Наконец он обратил на меня внимание:
— Вот, стало быть, новичок. Без сил, как и следовало ожидать.
Он выдвинул ящик, достал формуляр, задвинул ящик; все это медленно, степенно, складным ножом с трудом отточил огрызок карандаша, порезавшись при этом; чертыхнулся и наконец принялся записывать, испачкав, однако, кровью весь формуляр.
— Встань, — приказал он мне.
Я встал. Мне было холодно. Только сейчас до меня дошло, что я совершенно голый. Лицо и руки у меня были в ссадинах, лоб кровоточил.
— Твой номер ФД 256323, — сказал он, даже не поинтересовавшись, как меня зовут. — В бога веришь?
— Нет, — ответил я.
— А в бессмертную душу?
— Нет.
— Это и не положено, — согласился он, — просто верить как-то спокойнее. А в неприятеля веришь?
— Да, — ответил я.
— Вот видишь, — сказал он, — это как раз положено! Надевай форму, бери шлем и автомат. Они все заряжены.
Я повиновался.
Все так же обстоятельно он запер формуляр в ящик стола и встал.
— Ты с таким оружием обращаться умеешь? — спросил он.
— Что за вопрос!
— Но ведь не все же такие старые фронтовые волки, как ты, Двадцать третий!
— Почему Двадцать третий?
— Потому что твой номер оканчивается на двадцать три, — объяснил он, взял со стола автомат и открыл низкую полуразвалившуюся деревянную решетку.
Я, прихрамывая, последовал за ним.
Мы вошли в какую-то узкую сырую галерею. Она была вырублена в скалах и лишь скудно освещена маленькими красными лампочками, провода свободно свисали вдоль стен. Где-то шумел водопад. Раздались выстрелы, потом глухой взрыв. Наемник остановился.

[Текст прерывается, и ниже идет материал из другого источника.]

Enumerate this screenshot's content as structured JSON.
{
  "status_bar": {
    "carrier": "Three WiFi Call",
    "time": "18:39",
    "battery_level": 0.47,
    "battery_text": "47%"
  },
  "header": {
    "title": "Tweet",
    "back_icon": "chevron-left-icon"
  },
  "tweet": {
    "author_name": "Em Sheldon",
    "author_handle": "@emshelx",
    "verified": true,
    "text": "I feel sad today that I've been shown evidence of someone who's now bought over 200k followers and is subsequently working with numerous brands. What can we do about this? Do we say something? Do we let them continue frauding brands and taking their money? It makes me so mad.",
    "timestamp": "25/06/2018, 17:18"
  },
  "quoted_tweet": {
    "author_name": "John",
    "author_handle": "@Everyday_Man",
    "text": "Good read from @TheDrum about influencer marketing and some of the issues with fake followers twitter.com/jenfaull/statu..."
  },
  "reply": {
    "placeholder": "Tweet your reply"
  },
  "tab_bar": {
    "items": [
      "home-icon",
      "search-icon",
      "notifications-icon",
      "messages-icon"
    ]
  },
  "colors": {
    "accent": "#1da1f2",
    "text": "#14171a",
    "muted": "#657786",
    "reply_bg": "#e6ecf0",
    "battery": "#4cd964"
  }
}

— Если нам кто-нибудь попадется навстречу, стреляй, и все, — сказал он. — Может, это враг, а коли нет — тоже не жалко.
Галерея, похоже, шла под уклон, но полной уверенности не было, потому что нам приходилось то карабкаться вверх, натыкаясь на крутизну, то сигать вниз, в неведомые глубины. Кое-где галереи и шахты были расположены в строгом порядке и снабжены сложной системой лифтов, а кое-где все было до крайности примитивно, словно строилось в незапамятные времена и вот-вот обвалится. Нечего было и думать изучить «географию» этого лабиринта, в котором обитали мы, наемники, — составить себе хоть приблизительный план. Руки мои сильно кровоточили. Несколько часов мы проспали в какой-то пещере, забравшись туда, как звери в нору.
Казалось, лабиринт распутывается. Галерея шла прямо, как стрела, только непонятно куда. Иногда мы преодолевали километры, шагая по колено в ледяной воде. От галереи, по которой мы шли, ответвлялись другие. Отовсюду капало, но иногда наступала мертвая тишина и лишь гулко отдавались наши шаги.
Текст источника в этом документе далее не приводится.